Serves: 4
Preparation time: 20 minutes
Cooking time: 2 hours
Ingredients:
2 kg joint of corned silverside
1 tablespoon dark brown sugar
1 tablespoon malt or balsamic vinegar
1 bay leaf
12 peppercorns
1 plump clove garlic, halved
1 onion, quartered
1 large carrot, quartered
1 stalk celery, sliced
12 baby onions, to serve
6 slim carrots, to serve
Method:
Rinse the corned beef in cold water and place in a large, heavy-based pan. Add the brown sugar, vinegar, bay leaf, peppercorns, garlic, onion, carrot and celery. Add cold water to just cover the beef. Cover the pan and bring gradually to the boil; remove the scum with a slotted spoon. Simmer, covered, for 1.5 hours. Add the extra onions and carrots and simmer, covered for a further 30 minutes, until the beef is tender when tested with a fine skewer.

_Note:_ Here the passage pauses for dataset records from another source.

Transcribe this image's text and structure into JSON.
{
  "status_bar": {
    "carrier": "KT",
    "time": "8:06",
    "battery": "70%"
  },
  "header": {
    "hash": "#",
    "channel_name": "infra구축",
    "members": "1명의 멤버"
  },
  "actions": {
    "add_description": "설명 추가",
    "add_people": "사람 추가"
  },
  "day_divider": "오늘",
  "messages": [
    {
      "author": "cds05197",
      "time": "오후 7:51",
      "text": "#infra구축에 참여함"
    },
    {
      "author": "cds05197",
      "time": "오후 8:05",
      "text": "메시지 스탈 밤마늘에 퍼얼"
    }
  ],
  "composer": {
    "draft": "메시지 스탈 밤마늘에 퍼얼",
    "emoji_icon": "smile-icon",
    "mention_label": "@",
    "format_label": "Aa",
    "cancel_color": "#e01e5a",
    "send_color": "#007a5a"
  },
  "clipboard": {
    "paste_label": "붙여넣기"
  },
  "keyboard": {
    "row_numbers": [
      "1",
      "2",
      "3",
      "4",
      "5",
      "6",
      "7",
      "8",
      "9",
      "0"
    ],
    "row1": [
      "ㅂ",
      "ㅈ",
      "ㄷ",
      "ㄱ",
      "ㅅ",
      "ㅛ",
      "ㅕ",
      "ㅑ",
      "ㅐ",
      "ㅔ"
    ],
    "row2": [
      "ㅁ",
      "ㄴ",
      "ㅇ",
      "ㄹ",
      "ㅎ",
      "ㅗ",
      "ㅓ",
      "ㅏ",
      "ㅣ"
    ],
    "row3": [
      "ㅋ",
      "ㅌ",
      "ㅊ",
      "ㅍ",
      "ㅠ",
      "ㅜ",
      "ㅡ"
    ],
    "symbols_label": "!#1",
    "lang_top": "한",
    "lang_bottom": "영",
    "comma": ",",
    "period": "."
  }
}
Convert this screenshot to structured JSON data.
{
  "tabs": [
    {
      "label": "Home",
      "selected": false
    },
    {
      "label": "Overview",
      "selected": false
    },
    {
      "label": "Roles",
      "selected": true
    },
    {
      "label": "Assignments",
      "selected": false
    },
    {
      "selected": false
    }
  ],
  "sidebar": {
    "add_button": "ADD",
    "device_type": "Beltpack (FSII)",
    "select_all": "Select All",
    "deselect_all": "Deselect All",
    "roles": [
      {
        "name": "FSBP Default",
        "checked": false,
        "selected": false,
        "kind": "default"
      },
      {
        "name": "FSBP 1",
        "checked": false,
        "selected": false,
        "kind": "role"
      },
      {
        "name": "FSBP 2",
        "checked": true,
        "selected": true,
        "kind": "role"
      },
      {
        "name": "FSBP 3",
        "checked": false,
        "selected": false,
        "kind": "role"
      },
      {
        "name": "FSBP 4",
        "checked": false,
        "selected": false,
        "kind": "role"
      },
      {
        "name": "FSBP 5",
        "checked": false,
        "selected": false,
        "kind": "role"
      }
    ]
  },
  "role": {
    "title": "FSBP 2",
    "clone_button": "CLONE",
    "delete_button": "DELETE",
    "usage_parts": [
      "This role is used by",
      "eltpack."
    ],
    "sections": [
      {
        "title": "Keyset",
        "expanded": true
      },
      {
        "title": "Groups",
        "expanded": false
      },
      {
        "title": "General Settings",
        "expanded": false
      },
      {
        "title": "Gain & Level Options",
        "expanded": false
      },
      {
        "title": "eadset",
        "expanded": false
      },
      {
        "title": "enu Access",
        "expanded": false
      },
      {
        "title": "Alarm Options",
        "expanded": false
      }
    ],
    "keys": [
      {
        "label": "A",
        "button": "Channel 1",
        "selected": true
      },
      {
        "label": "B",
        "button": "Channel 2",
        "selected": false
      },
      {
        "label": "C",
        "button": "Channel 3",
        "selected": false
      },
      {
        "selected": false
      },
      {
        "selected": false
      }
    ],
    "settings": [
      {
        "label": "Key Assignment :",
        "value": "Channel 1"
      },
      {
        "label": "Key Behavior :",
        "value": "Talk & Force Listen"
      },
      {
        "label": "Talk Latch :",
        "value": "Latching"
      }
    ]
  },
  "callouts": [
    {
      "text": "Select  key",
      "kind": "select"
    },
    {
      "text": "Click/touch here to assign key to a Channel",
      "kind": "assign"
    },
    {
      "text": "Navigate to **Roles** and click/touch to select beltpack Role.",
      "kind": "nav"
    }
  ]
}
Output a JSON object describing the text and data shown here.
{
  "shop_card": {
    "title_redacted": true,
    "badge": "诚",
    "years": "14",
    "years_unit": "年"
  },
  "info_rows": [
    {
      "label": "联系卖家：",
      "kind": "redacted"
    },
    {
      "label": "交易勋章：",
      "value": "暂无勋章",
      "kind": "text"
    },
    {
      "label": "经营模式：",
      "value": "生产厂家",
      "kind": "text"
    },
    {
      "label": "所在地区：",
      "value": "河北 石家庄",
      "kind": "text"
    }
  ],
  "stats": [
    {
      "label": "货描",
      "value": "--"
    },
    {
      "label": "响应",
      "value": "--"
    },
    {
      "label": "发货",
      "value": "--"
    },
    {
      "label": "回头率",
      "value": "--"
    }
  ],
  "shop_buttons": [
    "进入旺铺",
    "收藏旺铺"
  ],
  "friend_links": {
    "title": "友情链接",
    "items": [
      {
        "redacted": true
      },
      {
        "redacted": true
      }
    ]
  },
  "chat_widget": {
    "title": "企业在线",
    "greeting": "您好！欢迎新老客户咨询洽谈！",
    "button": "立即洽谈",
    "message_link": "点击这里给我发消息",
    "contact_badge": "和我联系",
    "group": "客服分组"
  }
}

Remove the quartered onion, carrot and celery and discard. Place the beef on a warm serving plate. Arrange the whole onions, carrot and celery around the beef. Cut the corned beef into slices. Serve hot accompanied with parsley or mustard sauce, a green vegetable and boiled new potatoes.
Alternatively, to serve the corned beef cold, omit the extra onions and carrots for serving and leave the cooked corned beef to cool in the cooking liquid. When cold, wrap the corned beef in foil and store in the refrigerator until required.